Download or read book Indian Ink written by Miles Ogborn and published by University of Chicago Press. This book was released on 2008-11-15 with total page 343 pages. Available in PDF, EPUB and Kindle. Book excerpt: A commercial company established in 1600 to monopolize trade between England and the Far East, the East India Company grew to govern an Indian empire. Exploring the relationship between power and knowledge in European engagement with Asia, Indian Ink examines the Company at work and reveals how writing and print shaped authority on a global scale in the seventeenth and eighteenth centuries.
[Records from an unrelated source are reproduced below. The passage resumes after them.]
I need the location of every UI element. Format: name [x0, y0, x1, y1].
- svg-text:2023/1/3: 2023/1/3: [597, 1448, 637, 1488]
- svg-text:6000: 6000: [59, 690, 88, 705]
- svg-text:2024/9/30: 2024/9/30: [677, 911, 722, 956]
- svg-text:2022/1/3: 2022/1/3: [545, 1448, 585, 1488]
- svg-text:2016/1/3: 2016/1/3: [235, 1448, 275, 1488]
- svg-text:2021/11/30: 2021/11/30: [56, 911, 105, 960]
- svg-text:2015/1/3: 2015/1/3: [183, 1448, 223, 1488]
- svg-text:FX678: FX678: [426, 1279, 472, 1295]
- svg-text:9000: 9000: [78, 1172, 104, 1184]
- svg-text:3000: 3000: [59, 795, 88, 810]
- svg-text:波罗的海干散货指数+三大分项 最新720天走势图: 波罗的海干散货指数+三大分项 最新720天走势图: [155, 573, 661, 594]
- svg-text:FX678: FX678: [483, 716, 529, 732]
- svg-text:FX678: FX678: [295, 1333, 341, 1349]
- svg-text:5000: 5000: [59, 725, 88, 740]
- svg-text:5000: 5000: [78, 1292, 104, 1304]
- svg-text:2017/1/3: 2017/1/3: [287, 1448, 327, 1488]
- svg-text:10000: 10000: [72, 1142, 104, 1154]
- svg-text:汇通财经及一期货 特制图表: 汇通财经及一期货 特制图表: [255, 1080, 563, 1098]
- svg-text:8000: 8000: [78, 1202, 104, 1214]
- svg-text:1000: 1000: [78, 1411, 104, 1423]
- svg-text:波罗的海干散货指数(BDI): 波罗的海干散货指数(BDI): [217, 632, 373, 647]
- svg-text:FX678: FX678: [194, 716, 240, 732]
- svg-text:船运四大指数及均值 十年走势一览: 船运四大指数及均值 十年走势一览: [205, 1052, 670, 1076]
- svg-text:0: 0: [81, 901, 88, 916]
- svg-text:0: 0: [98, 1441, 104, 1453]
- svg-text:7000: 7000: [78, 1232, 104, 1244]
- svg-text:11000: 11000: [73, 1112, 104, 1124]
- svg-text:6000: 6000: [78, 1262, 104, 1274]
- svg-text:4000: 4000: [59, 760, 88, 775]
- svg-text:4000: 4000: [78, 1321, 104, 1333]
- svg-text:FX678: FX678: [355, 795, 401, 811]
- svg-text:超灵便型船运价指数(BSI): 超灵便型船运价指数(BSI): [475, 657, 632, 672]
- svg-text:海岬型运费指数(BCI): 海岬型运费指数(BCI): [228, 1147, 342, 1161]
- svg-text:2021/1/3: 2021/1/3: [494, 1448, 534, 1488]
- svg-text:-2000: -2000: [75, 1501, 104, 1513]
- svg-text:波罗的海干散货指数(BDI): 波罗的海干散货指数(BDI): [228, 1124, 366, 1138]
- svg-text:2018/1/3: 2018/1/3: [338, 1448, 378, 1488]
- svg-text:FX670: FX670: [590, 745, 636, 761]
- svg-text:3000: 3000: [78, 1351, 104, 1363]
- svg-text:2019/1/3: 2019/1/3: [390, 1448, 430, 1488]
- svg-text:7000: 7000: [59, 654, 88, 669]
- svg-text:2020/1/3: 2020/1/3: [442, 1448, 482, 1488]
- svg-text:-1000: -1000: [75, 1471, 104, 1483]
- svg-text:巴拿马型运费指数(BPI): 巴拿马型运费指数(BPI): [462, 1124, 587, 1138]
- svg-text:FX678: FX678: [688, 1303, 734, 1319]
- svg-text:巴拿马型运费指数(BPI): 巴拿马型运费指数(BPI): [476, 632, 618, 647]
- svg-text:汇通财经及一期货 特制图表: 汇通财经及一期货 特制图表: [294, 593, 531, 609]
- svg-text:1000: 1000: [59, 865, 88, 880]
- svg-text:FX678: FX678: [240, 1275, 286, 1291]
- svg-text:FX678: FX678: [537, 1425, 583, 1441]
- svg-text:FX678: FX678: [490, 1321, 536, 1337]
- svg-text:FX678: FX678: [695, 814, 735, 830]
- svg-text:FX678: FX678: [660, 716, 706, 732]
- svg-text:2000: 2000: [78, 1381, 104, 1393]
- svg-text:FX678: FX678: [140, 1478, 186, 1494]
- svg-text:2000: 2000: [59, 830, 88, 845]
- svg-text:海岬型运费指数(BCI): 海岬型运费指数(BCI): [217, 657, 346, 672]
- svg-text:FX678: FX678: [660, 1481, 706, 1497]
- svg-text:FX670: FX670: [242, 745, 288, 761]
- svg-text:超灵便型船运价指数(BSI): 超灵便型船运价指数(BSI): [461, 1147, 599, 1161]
Tracing the history of the Company from its first tentative trading voyages in the early seventeenth century to the foundation of an empire in Bengal in the late eighteenth century, Miles Ogborn takes readers into the scriptoria, ships, offices, print shops, coffeehouses, and palaces to investigate the forms of writing needed to exert power and extract profit in the mercantile and imperial worlds. Interpreting the making and use of a variety of forms of writing in script and print, Ogborn argues that material and political circumstances always undermined attempts at domination through the power of the written word. Navigating the juncture of imperial history and the history of the book, Indian Ink uncovers the intellectual and political legacies of early modern trade and empire and charts a new understanding of the geography of print culture.